Actualité - sociologie
Après avoir lu l'article ci-dessous, veuillez répondre à la question suivante : votre voiture est-elle une source de bonheur ?
Mieux vaut être riche et en bonne santé
Il ne faut pas croire le proverbe. L'argent peut faire le bonheur, mais à condition d'être un peu plus riche que son voisin.

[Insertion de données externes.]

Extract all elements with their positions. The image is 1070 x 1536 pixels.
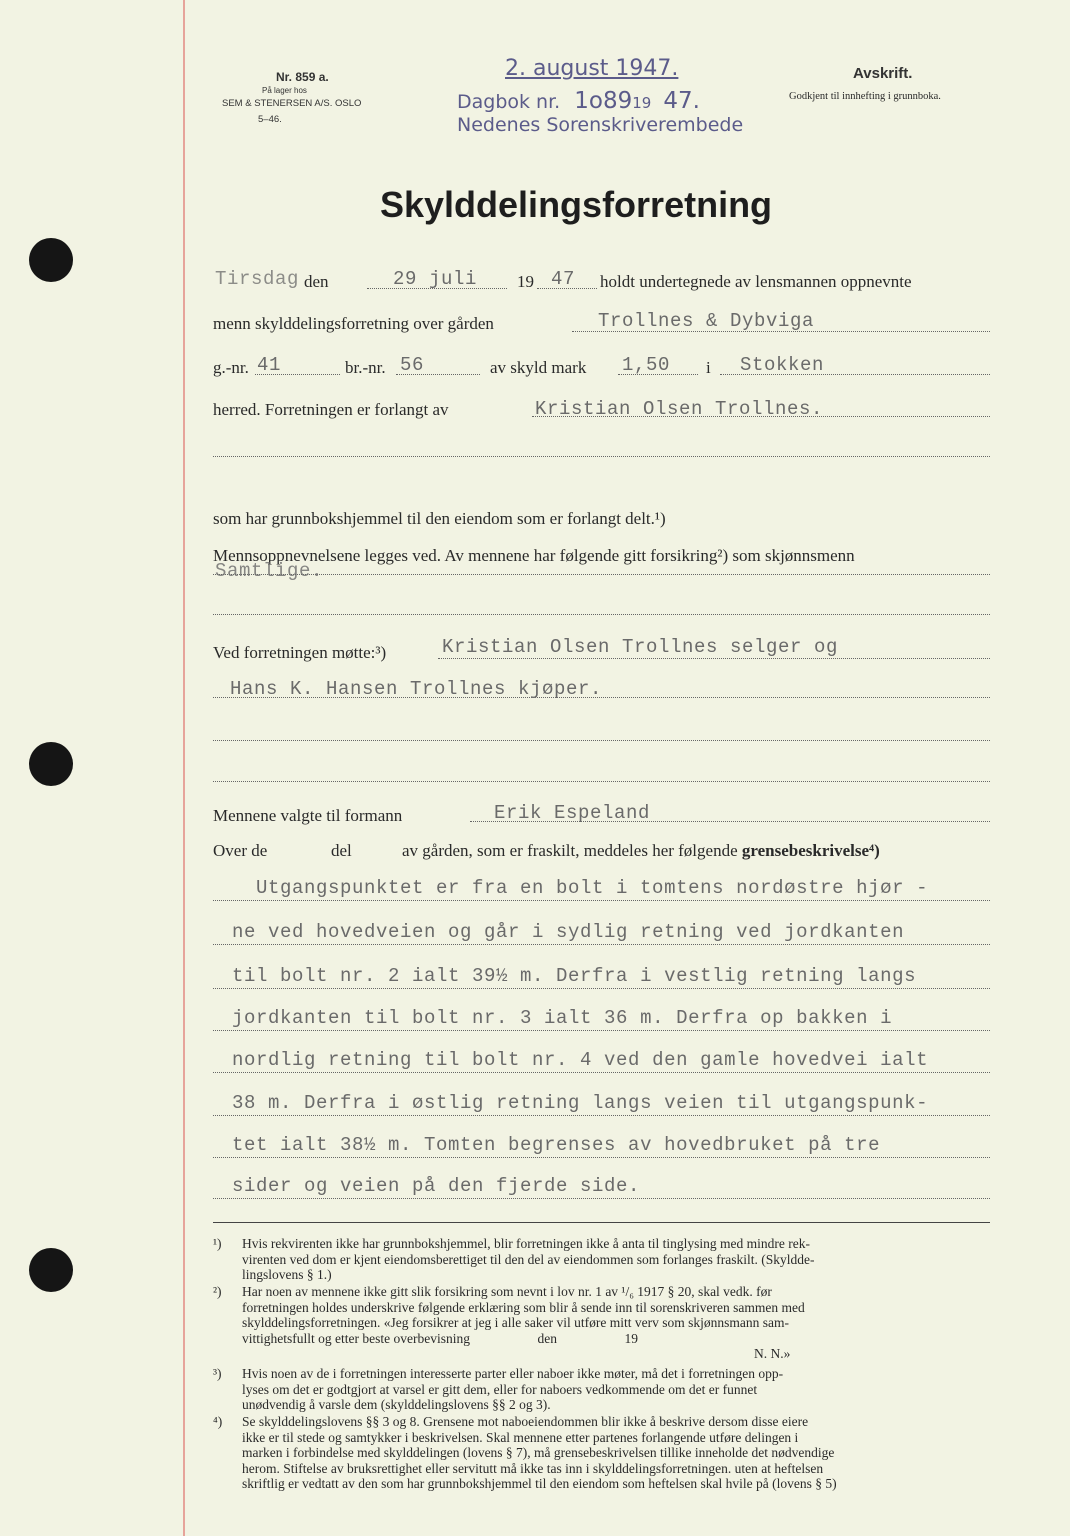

C'est en tout cas la conclusion à laquelle sont parvenus deux sociologues américains, Glenn Firebaugh, de l'université de Pennsylvanie, et Laura Tach, de Harvard, qui ont présenté leurs travaux dimanche 14 août à l'occasion du centenaire de l'Association américaine de sociologie. D'après leur étude, la principale condition pour être heureux est la santé physique ; viennent ensuite l'argent, le niveau d'éducation et la situation familiale
Les deux chercheurs ont travaillé sur un échantillon de 20 000 personnes de 20 ans à 64 ans, représentatif de la société américaine. Ils ont conjugué de nombreuses données provenant d'études sociales réalisées aux Etats-Unis entre 1972 et 2002. Ils ont utilisé l'âge, les revenus des familles, la santé, le niveau d'études, le vieillissement, la race et la situation conjugale.
Mais comment peut-on mesurer le bonheur ? Les sociologues ont établi un classement à partir de réponses spontanées données par des Américains sur leur situation personnelle, allant de "très content", à "plutôt content" et "pas très content".
"Nous avons trouvé que plus les revenus des gens qui vous entourent dans un même groupe d'âge sont supérieurs aux vôtres, moins vous avez de chances d'être heureux", explique Glenn Firebaugh. "Les familles dont les membres ont des salaires qui ne progressent pas ont un accès plus difficile au bonheur", ajoute-t-il. Ce ne sont pas les ressources financières dans l'absolu qui comptent : le critère pertinent est la richesse relative. Un individu gagnant 20 000 dollars de plus par an que les personnes qui l'entourent a 10 % de chances d'être plus heureux.
Les universitaires décrivent une société américaine marquée par une compétition permanente pour la richesse au sein du même milieu socioprofessionnel et d'une même classe d'âge. Les perdants sont en général malheureux. Cela montre aussi, selon M. Firebaugh, qu'augmenter les revenus dans les pays développés n'a aucun lien avec le niveau de satisfaction des individus. "Au lieu de contribuer à accroître le bonheur général, accroître la richesse alimente une course permanente à la consommation. Les gens achètent toujours plus, juste pour maintenir un niveau constant de satisfaction par rapport aux autres", souligne-t-il.